Senza “speranza siamo destinati a subire passivamente la fragilità della nostra condizione umana e, specialmente dinanzi all’esperienza della morte, sprofondiamo nella tristezza e nella desolazione, finendo per ragionare come gli stolti: ‘La nostra vita è breve e triste; non c’è rimedio quando l’uomo muore il corpo diventerà cenere e lo spirito svanirà come aria sottile'”.  

“La speranza della Pasqua verso cui ci incamminiamo, invece, ci sostiene nelle fragilità, ci rassicura del perdono di Dio e, anche mentre siamo avvolti dalla cenere del peccato, ci apre alla gioiosa confessione della vita.

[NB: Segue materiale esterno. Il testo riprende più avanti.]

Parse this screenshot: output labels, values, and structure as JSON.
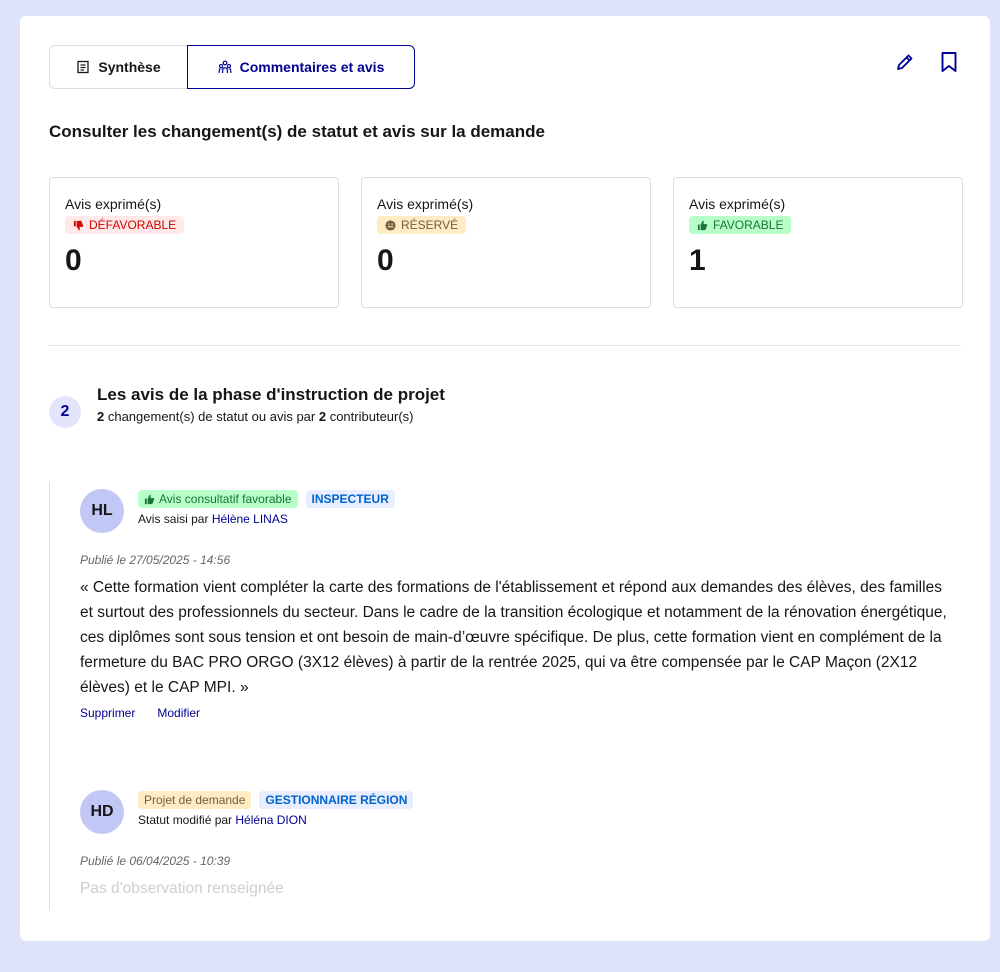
{
  "tabs": [
    {
      "label": "Synthèse",
      "icon": "document-icon",
      "active": false
    },
    {
      "label": "Commentaires et avis",
      "icon": "people-icon",
      "active": true
    }
  ],
  "toolbar": {
    "edit_icon": "pencil-icon",
    "bookmark_icon": "bookmark-icon"
  },
  "section_title": "Consulter les changement(s) de statut et avis sur la demande",
  "stats": [
    {
      "label": "Avis exprimé(s)",
      "badge": "DÉFAVORABLE",
      "icon": "thumbs-down-icon",
      "value": "0",
      "color": "#ce0500"
    },
    {
      "label": "Avis exprimé(s)",
      "badge": "RÉSERVÉ",
      "icon": "neutral-face-icon",
      "value": "0",
      "color": "#716043"
    },
    {
      "label": "Avis exprimé(s)",
      "badge": "FAVORABLE",
      "icon": "thumbs-up-icon",
      "value": "1",
      "color": "#18753c"
    }
  ],
  "phase": {
    "count": "2",
    "title": "Les avis de la phase d'instruction de projet",
    "subtitle_prefix_count": "2",
    "subtitle_middle": " changement(s) de statut ou avis par ",
    "subtitle_contrib_count": "2",
    "subtitle_suffix": " contributeur(s)"
  },
  "entries": [
    {
      "initials": "HL",
      "status_tag": "Avis consultatif favorable",
      "role_tag": "INSPECTEUR",
      "by_prefix": "Avis saisi par ",
      "author": "Hélène LINAS",
      "date": "Publié le 27/05/2025 - 14:56",
      "body": "« Cette formation vient compléter la carte des formations de l'établissement et répond aux demandes des élèves, des familles et surtout des professionnels du secteur. Dans le cadre de la transition écologique et notamment de la rénovation énergétique, ces diplômes sont sous tension et ont besoin de main-d’œuvre spécifique. De plus, cette formation vient en complément de la fermeture du BAC PRO ORGO (3X12 élèves) à partir de la rentrée 2025, qui va être compensée par le CAP Maçon (2X12 élèves) et le CAP MPI. »",
      "delete_label": "Supprimer",
      "edit_label": "Modifier"
    },
    {
      "initials": "HD",
      "status_tag": "Projet de demande",
      "role_tag": "GESTIONNAIRE RÉGION",
      "by_prefix": "Statut modifié par ",
      "author": "Héléna DION",
      "date": "Publié le 06/04/2025 - 10:39",
      "body": "Pas d'observation renseignée"
    }
  ]
}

Ricordiamoci questo: ‘l’uomo è polvere e in polvere ritornerà, ma è polvere preziosa agli occhi di Dio, perché Dio ha creato l’uomo destinandolo all’immortalità'”, scrive Bergoglio nell’omelia citando Benedetto XVI.  

“Impariamo dall’elemosina a uscire da noi stessi per condividere i bisogni gli uni degli altri e nutrire la speranza di un mondo più giusto; – scrive il Papa nel testo letto da De Donatis – impariamo dalla preghiera a scoprirci bisognosi di Dio o, come diceva Jacques Maritain ‘mendicanti del cielo’, per nutrire la speranza che dentro le nostre fragilità e alla fine del nostro pellegrinaggio terreno ci aspetta un Padre con le braccia aperte; impariamo dal digiuno che non viviamo soltanto per soddisfare i nostri bisogni, ma che abbiamo fame di amore e di verità, e solo l’amore di Dio e tra di noi riesce davvero a saziarci e a farci sperare in un futuro migliore. Ci accompagni sempre la certezza che da quando il Signore è venuto nella cenere del mondo, ‘la storia della terra è storia del cielo. Dio e l’uomo sono legati a unico destino’ e Lui spazzerà via per sempre la cenere della morte per farci risplendere di vita nuova. Con questa speranza nel cuore, mettiamoci in cammino. E lasciamoci riconciliare con Dio”.